Josefine Paul (GRÜNE): Herr Präsident! Verehrte Kolleginnen und Kollegen! Zu dieser späten Stunde und bei fußballerischer Konkurrenz sind doch noch einige hier im Saal, was ganz erfreulich ist. Herr Kollege Lohn, Ihr Law-and-Order-Beitrag mit Law-and-Order-Rhetorik hatte zum Schluss mehr mit Pferden als mit Fußball zu tun. Kommen wir zum eigentlichen Thema zurück! Es handelt sich um Fußball und die Auseinandersetzung mit einem zugegebenermaßen schwierigen Thema.
(Beifall von den GRÜNEN und der SPD)
Fußball ist ein Teil unserer Kultur und ein Phänomen, das die Menschen zusammenbringt unabhängig von ihrem Alter, ihrer Herkunft, ihrem Geschlecht, ihrer sexuellen Identität, ihrem sozialen Hintergrund. Fußball fasziniert einfach alle Menschen.

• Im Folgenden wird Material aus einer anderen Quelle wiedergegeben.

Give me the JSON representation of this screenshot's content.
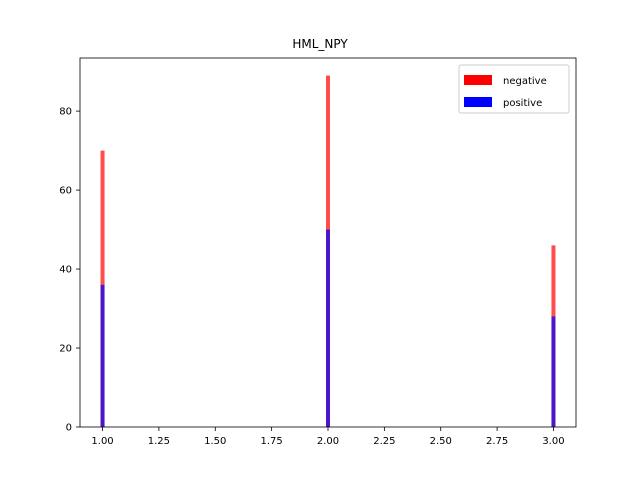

Genauso vielschichtig und bunt wie die gesamte Zuschauer- und Zuschauerinnenschaft sind auch die Fankultur und die Fanszene selbst. Sie ist bunt, aber – das haben wir heute schon gehört, und das darf man nicht negieren – auch widersprüchlich. Denn diese erfreuliche Vielfalt darf nicht darüber hinwegtäuschen, dass Fußball- und Fankultur auch Schattenseiten haben. Die Szenen – wir haben es schon mehrfach gehört –, wie wir sie im Kontext des Revierderbys erleben mussten, wollen wir in dieser Form nicht wiedersehen. Stadien und der Kontext von Fußballspielen sind keine rechtlosen Orte, an denen sich kleine Gruppen gewalttätig austoben können. Ich denke, an dieser Stelle gibt es einen gemeinsamen Konsens.

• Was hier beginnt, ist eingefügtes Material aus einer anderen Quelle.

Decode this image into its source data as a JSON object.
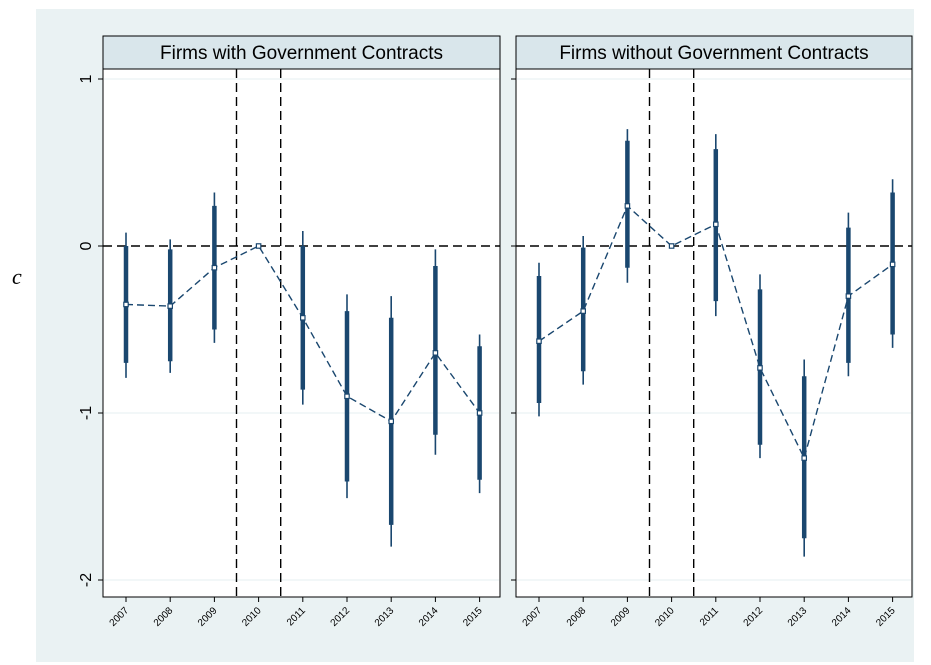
{
  "chart_data": {
    "type": "scatter",
    "ylabel": "c",
    "ylim": [
      -2,
      1
    ],
    "yticks": [
      1,
      0,
      -1,
      -2
    ],
    "categories": [
      "2007",
      "2008",
      "2009",
      "2010",
      "2011",
      "2012",
      "2013",
      "2014",
      "2015"
    ],
    "colors": {
      "outer_bg": "#eaf2f3",
      "strip_bg": "#d9e6eb",
      "series": "#1a476f",
      "grid": "#eaf2f3"
    },
    "reference_lines": {
      "y": 0,
      "x_between": [
        [
          "2009",
          "2010"
        ],
        [
          "2010",
          "2011"
        ]
      ]
    },
    "panels": [
      {
        "title": "Firms with Government Contracts",
        "values": [
          -0.35,
          -0.36,
          -0.13,
          0.0,
          -0.43,
          -0.9,
          -1.05,
          -0.64,
          -1.0
        ],
        "ci90": [
          [
            -0.7,
            0.0
          ],
          [
            -0.69,
            -0.02
          ],
          [
            -0.5,
            0.24
          ],
          [
            0.0,
            0.0
          ],
          [
            -0.86,
            0.0
          ],
          [
            -1.41,
            -0.39
          ],
          [
            -1.67,
            -0.43
          ],
          [
            -1.13,
            -0.12
          ],
          [
            -1.4,
            -0.6
          ]
        ],
        "ci95": [
          [
            -0.79,
            0.08
          ],
          [
            -0.76,
            0.04
          ],
          [
            -0.58,
            0.32
          ],
          [
            0.0,
            0.0
          ],
          [
            -0.95,
            0.09
          ],
          [
            -1.51,
            -0.29
          ],
          [
            -1.8,
            -0.3
          ],
          [
            -1.25,
            -0.02
          ],
          [
            -1.48,
            -0.53
          ]
        ]
      },
      {
        "title": "Firms without Government Contracts",
        "values": [
          -0.57,
          -0.39,
          0.24,
          0.0,
          0.13,
          -0.73,
          -1.27,
          -0.3,
          -0.11
        ],
        "ci90": [
          [
            -0.94,
            -0.18
          ],
          [
            -0.75,
            -0.01
          ],
          [
            -0.13,
            0.63
          ],
          [
            0.0,
            0.0
          ],
          [
            -0.33,
            0.58
          ],
          [
            -1.19,
            -0.26
          ],
          [
            -1.75,
            -0.78
          ],
          [
            -0.7,
            0.11
          ],
          [
            -0.53,
            0.32
          ]
        ],
        "ci95": [
          [
            -1.02,
            -0.1
          ],
          [
            -0.83,
            0.06
          ],
          [
            -0.22,
            0.7
          ],
          [
            0.0,
            0.0
          ],
          [
            -0.42,
            0.67
          ],
          [
            -1.27,
            -0.17
          ],
          [
            -1.86,
            -0.68
          ],
          [
            -0.78,
            0.2
          ],
          [
            -0.61,
            0.4
          ]
        ]
      }
    ]
  }
}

Wer aber einseitig auf repressive Strategien setzt, greift eindeutig zu kurz. Diesem im Übrigen auch nicht neuen Phänomen von Gewalt im Kontext von Fußballspielen zu begegnen, ist eine Aufgabe, die viele Akteure und unterschiedlichste Maßnahmen erfordert. NRW – es ist bereits erwähnt worden – geht mit gutem Beispiel voran, wenn es darum geht, eine Strategie zu verfolgen, die nicht einseitig nur auf repressive Maßnahmen setzt, sondern auch gleichzeitig auf Verantwortung und Dialog. Es mag sein, dass einige von Ihnen den Dialog für ein nicht besonders tragfähiges Konzept halten. In einem Rechtsstaat halte ich den Dialog durchaus für ein tragfähiges und sehr sinnvolles Konzept, anstatt mit dem Knüppel aus dem Sack zu kommen.
(Beifall von den GRÜNEN, der SPD und den PIRATEN)

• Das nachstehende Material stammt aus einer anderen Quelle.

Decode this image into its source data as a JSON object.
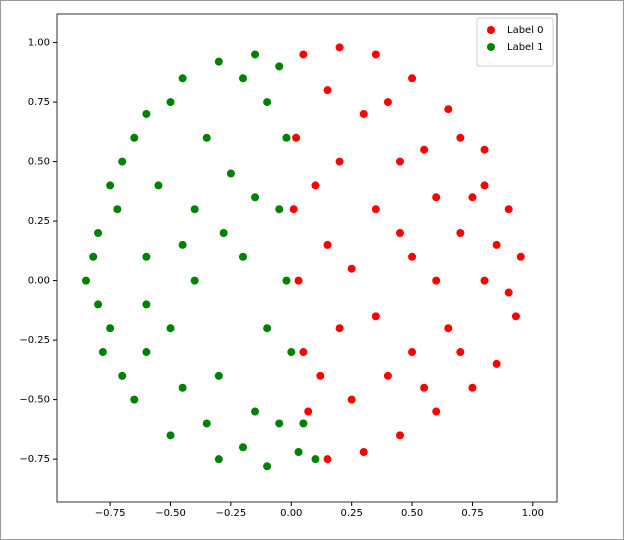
{
  "chart_data": {
    "type": "scatter",
    "xlim": [
      -0.97,
      1.1
    ],
    "ylim": [
      -0.93,
      1.12
    ],
    "xticks": [
      {
        "value": -0.75,
        "label": "−0.75"
      },
      {
        "value": -0.5,
        "label": "−0.50"
      },
      {
        "value": -0.25,
        "label": "−0.25"
      },
      {
        "value": 0,
        "label": "0.00"
      },
      {
        "value": 0.25,
        "label": "0.25"
      },
      {
        "value": 0.5,
        "label": "0.50"
      },
      {
        "value": 0.75,
        "label": "0.75"
      },
      {
        "value": 1,
        "label": "1.00"
      }
    ],
    "yticks": [
      {
        "value": -0.75,
        "label": "−0.75"
      },
      {
        "value": -0.5,
        "label": "−0.50"
      },
      {
        "value": -0.25,
        "label": "−0.25"
      },
      {
        "value": 0,
        "label": "0.00"
      },
      {
        "value": 0.25,
        "label": "0.25"
      },
      {
        "value": 0.5,
        "label": "0.50"
      },
      {
        "value": 0.75,
        "label": "0.75"
      },
      {
        "value": 1,
        "label": "1.00"
      }
    ],
    "legend": "upper right",
    "series": [
      {
        "name": "Label 0",
        "color": "#ff0000",
        "x": [
          0.05,
          0.2,
          0.35,
          0.5,
          0.65,
          0.8,
          0.9,
          0.95,
          0.93,
          0.85,
          0.75,
          0.6,
          0.45,
          0.3,
          0.15,
          0.07,
          0.05,
          0.03,
          0.01,
          0.02,
          0.2,
          0.35,
          0.5,
          0.7,
          0.8,
          0.65,
          0.4,
          0.2,
          0.15,
          0.3,
          0.55,
          0.75,
          0.6,
          0.45,
          0.25,
          0.35,
          0.5,
          0.7,
          0.85,
          0.6,
          0.4,
          0.15,
          0.1,
          0.25,
          0.55,
          0.9,
          0.8,
          0.7,
          0.12,
          0.45
        ],
        "values": [
          0.95,
          0.98,
          0.95,
          0.85,
          0.72,
          0.55,
          0.3,
          0.1,
          -0.15,
          -0.35,
          -0.45,
          -0.55,
          -0.65,
          -0.72,
          -0.75,
          -0.55,
          -0.3,
          0.0,
          0.3,
          0.6,
          0.5,
          0.3,
          0.1,
          0.2,
          0.0,
          -0.2,
          -0.4,
          -0.2,
          0.15,
          0.7,
          0.55,
          0.35,
          0.35,
          0.5,
          0.05,
          -0.15,
          -0.3,
          -0.3,
          0.15,
          0.0,
          0.75,
          0.8,
          0.4,
          -0.5,
          -0.45,
          -0.05,
          0.4,
          0.6,
          -0.4,
          0.2
        ]
      },
      {
        "name": "Label 1",
        "color": "#008000",
        "x": [
          -0.85,
          -0.8,
          -0.78,
          -0.7,
          -0.6,
          -0.45,
          -0.3,
          -0.15,
          -0.05,
          -0.02,
          -0.05,
          -0.02,
          0.0,
          0.05,
          0.1,
          -0.1,
          -0.3,
          -0.5,
          -0.65,
          -0.75,
          -0.82,
          -0.6,
          -0.5,
          -0.4,
          -0.3,
          -0.2,
          -0.15,
          -0.35,
          -0.55,
          -0.7,
          -0.45,
          -0.25,
          -0.1,
          -0.6,
          -0.72,
          -0.4,
          -0.1,
          -0.2,
          -0.35,
          -0.65,
          -0.8,
          -0.5,
          -0.2,
          -0.05,
          0.03,
          -0.28,
          -0.15,
          -0.45,
          -0.6,
          -0.75
        ],
        "values": [
          0.0,
          0.2,
          -0.3,
          0.5,
          0.7,
          0.85,
          0.92,
          0.95,
          0.9,
          0.6,
          0.3,
          0.0,
          -0.3,
          -0.6,
          -0.75,
          -0.78,
          -0.75,
          -0.65,
          -0.5,
          -0.2,
          0.1,
          0.1,
          -0.2,
          0.3,
          -0.4,
          0.1,
          -0.55,
          0.6,
          0.4,
          -0.4,
          -0.45,
          0.45,
          0.75,
          -0.1,
          0.3,
          0.0,
          -0.2,
          -0.7,
          -0.6,
          0.6,
          -0.1,
          0.75,
          0.85,
          -0.6,
          -0.72,
          0.2,
          0.35,
          0.15,
          -0.3,
          0.4
        ]
      }
    ]
  }
}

Denn nur wenn sich alle Beteiligten ihrer Verantwortung bewusst sind, wird die Sicherheit bei Fußballspielen verbessert werden können. Dazu gehört natürlich die konsequente Verfolgung von Straftaten genauso wie eine verantwortungsbewusste Fankultur sowie Vereine und Verbände, die Fußball eben nicht nur als Wirtschaftsfaktor betrachten, sondern auch gesellschaftliche Verantwortung übernehmen.
(Beifall von den GRÜNEN und der SPD)
Fußball ist eben keine Dienstleistung von 22 Fußballprofis für 50.000 Zuschauerinnen und Zuschauer.
Fankultur ist auch Jugendkultur. Nicht zuletzt aus dieser Erkenntnis heraus fördert die Landesregierung 14 sozialpädagogische Fanprojekte, die eine sehr gute Arbeit im Bereich der Prävention leisten.
Zentrales Element einer gelingenden Sicherheitspolitik muss aus meiner Sicht Kommunikation sein. Das gilt für die Kommunikation zwischen Vereinen und ihren Fans – auch da besteht eine Verantwortung –, aber auch für die Zusammenarbeit aller Beteiligten. Das sind eben nicht nur Fans und ihre Vereine.
Lokale und nationale Netzwerkarbeit ist ein integraler Bestandteil dieser Strategie. Örtliche Ausschüsse, Sport und Sicherheit haben sich als wirksame Bausteine einer Vor- Ort-Strategie erwiesen. Präventive Strategien setzen eben gerade auf diesen Dialog und werden auch weiterhin ein zentraler Baustein unserer nachhaltigen Sicherheitskonzeption sein. Ich glaube, damit werden wir sehr viel erfolgreicher sein als mit den Forderungen, die Herr Lohn formuliert hat, bevor er von Pferden sprach.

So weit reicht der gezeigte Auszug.